Here, it is undisputed that Mohn harvested his crop no later than December and sold 5,000 bushels at $3.10 per bushel. If Mohn had wanted to retain an additional 6,895 bushels in December, thereby placing himself in the same position he would have been had there been no crop loss, he could have purchased comparable corn at $3.10 per bushel in December and then continued to assume the same risk of what the market would bring later in the spring. Accordingly, we agree with Four Seasons that under the uncontroverted evidence, the verdict must be reduced by $10,342.50.
Admittedly this ignores any costs associated with purchasing the corn which would have to be factored in determining his loss.
Next, Four Seasons contends that under the uncontroverted evidence, the jury failed to account for the additional expense of spraying the additional 101 acres (80 acres + 21 acres) with the more expensive herbicide at $25.50 per acre. A review of the record, however, shows that Four Seasons in its post-trial motions argued that the jury failed to factor in the additional cost of applying the herbicide to the eighty acres recommended for application of Atrazine only. We address only those issues raised before the trial court, not those raised for the first time on appeal. See Wirth v. Ehly , 93 Wis.2d 433, 443, 287 N.W.2d 140, 145 (1980). Therefore, Four Seasons waived any claim for a miscalculation of damages in excess of the eighty acres.
Mohn's claim against Four Seasons is predicated on the fact that the combined herbicide should have been applied on all of the acres in order to control the weed growth and provide a normal corn production. Under the holdings in Cutler Cranberry and Bechtel , the jury is required to deduct the costs associated with growing the crop. Here, the uncontradicted evidence is that this would have cost Mohn an additional $25.50 per acre by applying the combined herbicide.

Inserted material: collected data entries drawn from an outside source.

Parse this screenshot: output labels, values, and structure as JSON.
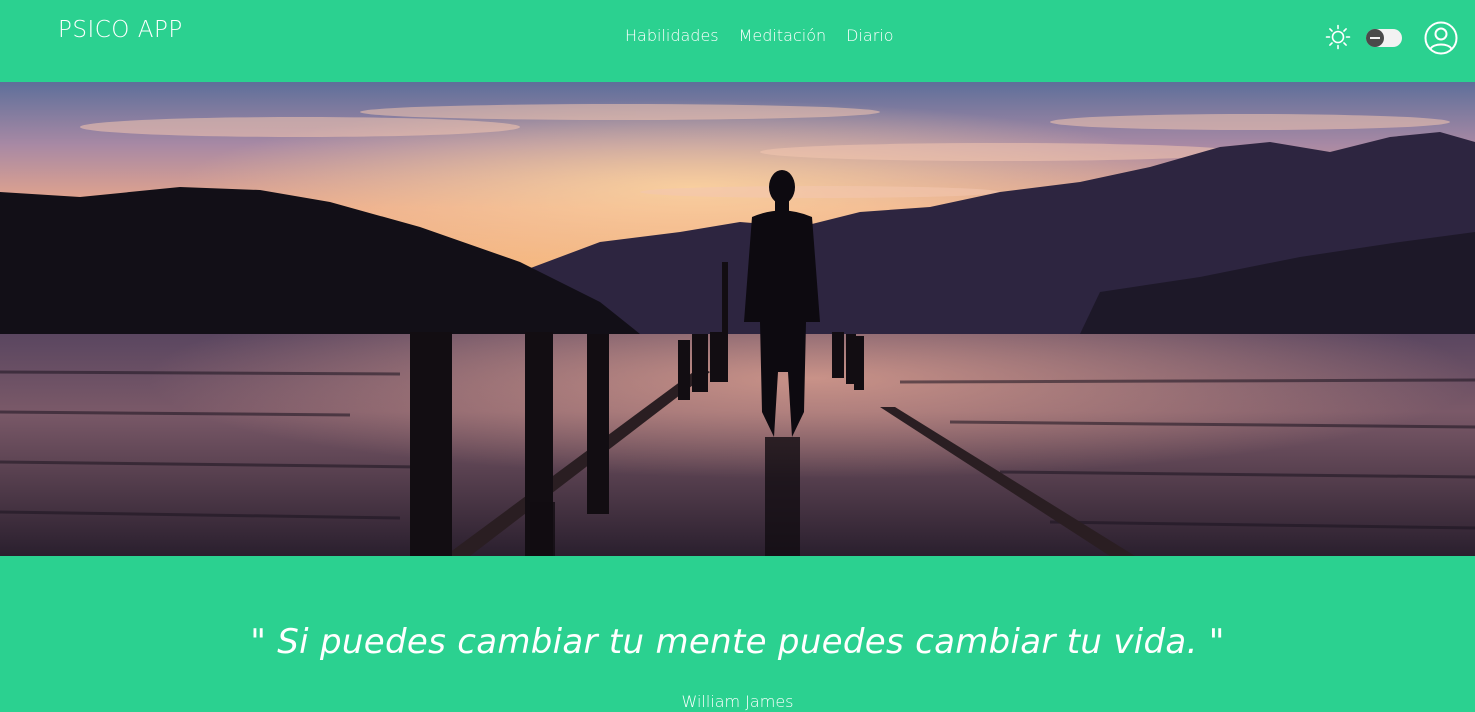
{
  "navbar": {
    "brand": "PSICO APP",
    "links": [
      "Habilidades",
      "Meditación",
      "Diario"
    ],
    "icons": [
      "sun-icon",
      "theme-toggle",
      "user-account-icon"
    ]
  },
  "hero": {
    "image": "silhouette of a person standing on a flooded pier at sunset over a lake with mountains"
  },
  "quote": {
    "text": "\" Si puedes cambiar tu mente puedes cambiar tu vida. \"",
    "author": "William James"
  },
  "colors": {
    "accent": "#2bd190"
  }
}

Accordingly, the jury was required to reduce its damage award by $2,040 ($25.50 x 80 acres).
In sum, because the jury improperly used the spring date as the time of maturity for a portion of the probable crop loss and failed to deduct the cost of applying the more expensive herbicide which Mohn claims should have been applied, the damage award must be reduced by $10,342.50 and $2,040, totaling $12,382.50. We, therefore, reverse the judgment on damages and remand this matter to the trial court with directions to enter a judgment consistent with this opinion.
By the Court. — Judgment reversed in part and cause remanded with directions.